One of the great things about coming to work for Gibraltar is learning about all of these things that I didn’t know the product could do. For example, the other day, I was asked in one of our Live Support chats about how to see the details of a web site session in progress.

Gibraltar collects a wealth of information about your running website. However, by default, you can’t analyze the data until the web server process completes.  I knew that live monitoring is one of the killer features slated for Gibraltar 3.0, but I didn’t realize that there are also very simple, workable ways to get Gibraltar data anytime you need it within the current Gibraltar 2.5 release.

As a former Gibraltar customer, when I wanted to get this data in the past, I simply recycled the AppDomain myself. I had Gibraltar configured to “autoSendSessions”, so whenever I recycled the AppPool, I’d automatically receive the latest logs.  I realize that is not the best answer for a number of reasons, but it is what worked for me, so I passed that suggesion to the customer.

A little later, our fearless leader Jay messaged me and asked why I hadn’t sent him the link to the Code Samples page, which shows how to make Gibraltar immediately send the package for the current session whenever an error is logged. Feeling a little sheepish, I admitted “Because I didn’t know we had that feature.”

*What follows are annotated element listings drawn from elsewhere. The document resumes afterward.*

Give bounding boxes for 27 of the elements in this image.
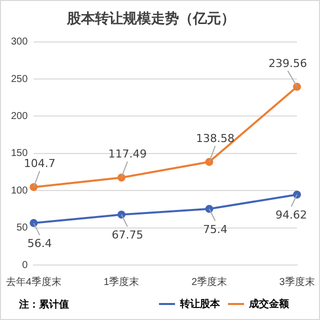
data-label: 56.4 (27, 237, 52, 250)
data-label: 94.62 (276, 208, 308, 222)
legend-label: 成交金额 (248, 298, 290, 310)
data-label: 138.58 (196, 132, 234, 145)
point (30, 183, 38, 192)
x-tick-label: 3季度末 (279, 276, 315, 288)
y-tick-label: 200 (10, 110, 28, 122)
point (293, 82, 301, 91)
chart-title: 股本转让规模走势（亿元） (66, 11, 235, 28)
y-tick-label: 300 (10, 36, 28, 48)
y-tick-label: 0 (22, 260, 28, 271)
data-label: 75.4 (202, 222, 228, 236)
y-tick-label: 150 (10, 148, 28, 160)
data-label: 67.75 (112, 228, 144, 242)
y-tick-label: 50 (16, 222, 28, 234)
data-label: 117.49 (108, 148, 147, 161)
y-tick-label: 250 (10, 74, 28, 85)
point (205, 158, 214, 166)
point (205, 204, 214, 213)
x-tick-label: 1季度末 (104, 276, 140, 288)
x-tick-label: 去年4季度末 (6, 276, 62, 288)
data-label: 239.56 (268, 56, 308, 70)
y-tick-label: 100 (10, 185, 28, 196)
data-label: 104.7 (24, 157, 56, 170)
text: 注：累计值 (18, 298, 69, 311)
legend-label: 转让股本 (179, 298, 221, 310)
x-tick-label: 2季度末 (191, 276, 228, 288)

It turns out, we have some pretty cool samples that do a lot of very useful things. If you haven’t had a chance to check them out yet, you should. This also got me thinking about some ways we can make our samples more visible and accessible. Stay tuned for some cool web site updates in the coming weeks.

Before I go, I wanted to suggest a slight tweak to the “Submitting Sessions on Error” sample I just pointed you to. In .NET 3.5 and later (4.0 for you VBers out there), you can take advantage of Lambda Expressions to simplify this call a little bit. The version I use looks like this:

protected void Application_Start()
{
    Log.MessageAlert += (sender, e) =>
                                {
                                    if (e.TopSeverity <= LogMessageSeverity.Error)
                                    {
                                        e.SendSession = true;
                                        e.MinimumDelay = new TimeSpan(0, 5, 0);
                                    }
                                };
}

Or for the VB folk:

Sub Application_Start(ByVal sender As Object, ByVal e As EventArgs)
    AddHandler Log.MessageAlert, Sub(sender1 As Object, e1 As LogMessageAlertEventArgs)
                                 If (e1.TopSeverity <= LogMessageSeverity.Error) Then
                                     e1.SendSession = True
                                     e1.MinimumDelay = New TimeSpan(0, 5, 0)
                                 End If
                             End Sub
End Sub

This is simply some neat syntactical sugar that IMO makes your code a bit easier to read. Instead of having to follow the event handler to another method, you can see how the event is handled right there, without another method signature clogging up your code. Under the covers, the compiler will create the signature as an anonymous method, and sort everything out for you. Neat, huh?

I learn something new every day around here. Hope this little tidbit makes you more productive.